Mrs. Smith’s common name belies her uncommon character. Faced with a truly astounding run of bad luck (husband dead, money gone, health gone, friends walking out), she still manages to stay cheerful. Anne decides that it’s simply Mrs. Smith’s nature to be happy: "here was that elasticity of mind, that disposition to be comforted, that power of turning readily from evil to good, and of finding employment which carried her out of herself, which was from nature alone" (17.7) – unfortunately she can’t make her fortune from bottling and selling Mrs. Smith’s Happy Juice. Mrs. Smith shows that happiness isn’t always dependent on what you have – sometimes just who you are is enough.

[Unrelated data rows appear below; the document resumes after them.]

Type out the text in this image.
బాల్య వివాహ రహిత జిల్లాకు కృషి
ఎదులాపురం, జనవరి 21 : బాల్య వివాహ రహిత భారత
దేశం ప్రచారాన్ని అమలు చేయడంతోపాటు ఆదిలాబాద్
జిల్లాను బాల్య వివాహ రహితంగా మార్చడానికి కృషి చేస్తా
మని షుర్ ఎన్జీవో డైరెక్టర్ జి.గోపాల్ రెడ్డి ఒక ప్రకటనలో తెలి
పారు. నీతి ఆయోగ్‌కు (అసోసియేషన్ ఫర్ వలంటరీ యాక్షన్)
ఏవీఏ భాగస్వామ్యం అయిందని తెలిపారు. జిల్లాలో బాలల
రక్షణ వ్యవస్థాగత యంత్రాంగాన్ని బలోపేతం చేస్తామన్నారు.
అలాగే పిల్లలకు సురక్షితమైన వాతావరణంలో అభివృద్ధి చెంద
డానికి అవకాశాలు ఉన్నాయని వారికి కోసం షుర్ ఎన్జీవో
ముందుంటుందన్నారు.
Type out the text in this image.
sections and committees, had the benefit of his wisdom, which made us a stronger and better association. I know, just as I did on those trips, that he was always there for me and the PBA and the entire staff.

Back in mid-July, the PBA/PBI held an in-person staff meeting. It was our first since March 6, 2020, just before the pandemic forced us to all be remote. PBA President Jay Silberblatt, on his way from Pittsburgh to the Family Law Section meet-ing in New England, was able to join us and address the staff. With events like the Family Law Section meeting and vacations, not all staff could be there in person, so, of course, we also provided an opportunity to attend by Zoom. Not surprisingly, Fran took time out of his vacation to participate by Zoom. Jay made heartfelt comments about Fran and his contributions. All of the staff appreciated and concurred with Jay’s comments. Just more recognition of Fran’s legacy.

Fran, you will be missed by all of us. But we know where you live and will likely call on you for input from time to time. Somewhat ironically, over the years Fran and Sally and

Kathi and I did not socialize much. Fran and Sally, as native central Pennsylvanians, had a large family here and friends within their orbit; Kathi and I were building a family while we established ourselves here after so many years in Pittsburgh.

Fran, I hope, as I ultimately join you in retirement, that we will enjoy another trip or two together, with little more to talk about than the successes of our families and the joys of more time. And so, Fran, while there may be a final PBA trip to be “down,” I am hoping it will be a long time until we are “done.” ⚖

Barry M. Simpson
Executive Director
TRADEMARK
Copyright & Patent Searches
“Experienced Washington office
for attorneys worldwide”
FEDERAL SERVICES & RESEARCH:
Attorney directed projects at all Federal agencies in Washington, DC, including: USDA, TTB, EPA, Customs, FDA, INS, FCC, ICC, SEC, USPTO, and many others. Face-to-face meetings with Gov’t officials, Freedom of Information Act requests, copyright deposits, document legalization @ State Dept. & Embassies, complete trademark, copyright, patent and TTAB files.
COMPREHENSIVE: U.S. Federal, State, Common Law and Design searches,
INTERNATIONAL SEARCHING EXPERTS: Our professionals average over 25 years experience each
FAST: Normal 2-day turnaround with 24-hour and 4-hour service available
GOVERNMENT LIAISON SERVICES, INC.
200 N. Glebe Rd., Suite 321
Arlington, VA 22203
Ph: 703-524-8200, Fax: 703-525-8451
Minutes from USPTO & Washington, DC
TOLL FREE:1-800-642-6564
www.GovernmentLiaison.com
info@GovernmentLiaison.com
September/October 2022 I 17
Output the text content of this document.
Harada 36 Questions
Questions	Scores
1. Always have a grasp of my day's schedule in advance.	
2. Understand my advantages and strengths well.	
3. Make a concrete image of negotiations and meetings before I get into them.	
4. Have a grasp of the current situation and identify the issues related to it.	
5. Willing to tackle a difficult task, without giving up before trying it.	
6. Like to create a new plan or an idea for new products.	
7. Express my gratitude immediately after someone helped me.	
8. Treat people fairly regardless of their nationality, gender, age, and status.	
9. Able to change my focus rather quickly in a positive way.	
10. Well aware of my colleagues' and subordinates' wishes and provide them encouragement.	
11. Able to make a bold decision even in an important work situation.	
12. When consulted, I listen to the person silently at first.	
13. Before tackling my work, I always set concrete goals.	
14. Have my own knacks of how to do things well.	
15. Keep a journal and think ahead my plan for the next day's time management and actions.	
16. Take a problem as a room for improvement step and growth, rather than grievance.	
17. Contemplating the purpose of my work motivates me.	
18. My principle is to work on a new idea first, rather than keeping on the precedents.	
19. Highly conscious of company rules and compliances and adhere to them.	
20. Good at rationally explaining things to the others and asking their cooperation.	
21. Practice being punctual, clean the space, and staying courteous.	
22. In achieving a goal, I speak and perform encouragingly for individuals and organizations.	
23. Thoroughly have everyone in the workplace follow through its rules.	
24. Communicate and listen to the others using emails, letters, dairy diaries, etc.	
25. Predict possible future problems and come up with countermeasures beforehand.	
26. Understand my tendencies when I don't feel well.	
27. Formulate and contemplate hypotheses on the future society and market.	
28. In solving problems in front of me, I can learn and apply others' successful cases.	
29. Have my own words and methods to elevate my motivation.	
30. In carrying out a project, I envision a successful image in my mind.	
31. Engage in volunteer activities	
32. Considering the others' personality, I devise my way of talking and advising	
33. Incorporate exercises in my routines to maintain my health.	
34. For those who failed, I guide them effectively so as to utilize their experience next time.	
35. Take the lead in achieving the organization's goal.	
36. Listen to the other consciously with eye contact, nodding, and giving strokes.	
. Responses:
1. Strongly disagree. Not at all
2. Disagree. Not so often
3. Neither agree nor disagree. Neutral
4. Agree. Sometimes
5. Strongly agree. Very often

What Mrs. Smith does have, however, is information and experience. While Anne is disposed to think the best of people, unless she’s given reason not to, Mrs. Smith knows how bad people can be. And it’s her previous experience of being burned by Mr. Elliot that enables her to keep Anne from suffering the same fate.
Mrs. Smith doesn’t share her information on Mr. Elliot, however, until it almost doesn’t matter any more. She believes that Anne is actually going to marry Mr. Elliot, so she keeps her mouth shut. However, once she’s convinced that Anne’s not interested in the man, Mrs. Smith spills what she knows about his past sins.
Why doesn’t she tell Anne the dirt on Mr. Elliot when she first hears of her friend’s involvement with him? Mrs. Smith herself gives a few reasons: she thought it wouldn’t make any difference in a marriage already decided, she was trying to respect Anne’s supposed engagement by not badmouthing her husband-to-be, and she thought Mr. Elliot would treat Anne better than he treated his first wife. Perhaps some or all of these reasons are true, though it’s also possible that Mrs. Smith was hoping that she could get at Mr. Elliot through Anne and force him to restore her lost fortune. Eventually, however, she puts her friendship first, and still ends up getting her fortune back through Anne’s husband – Captain Wentworth.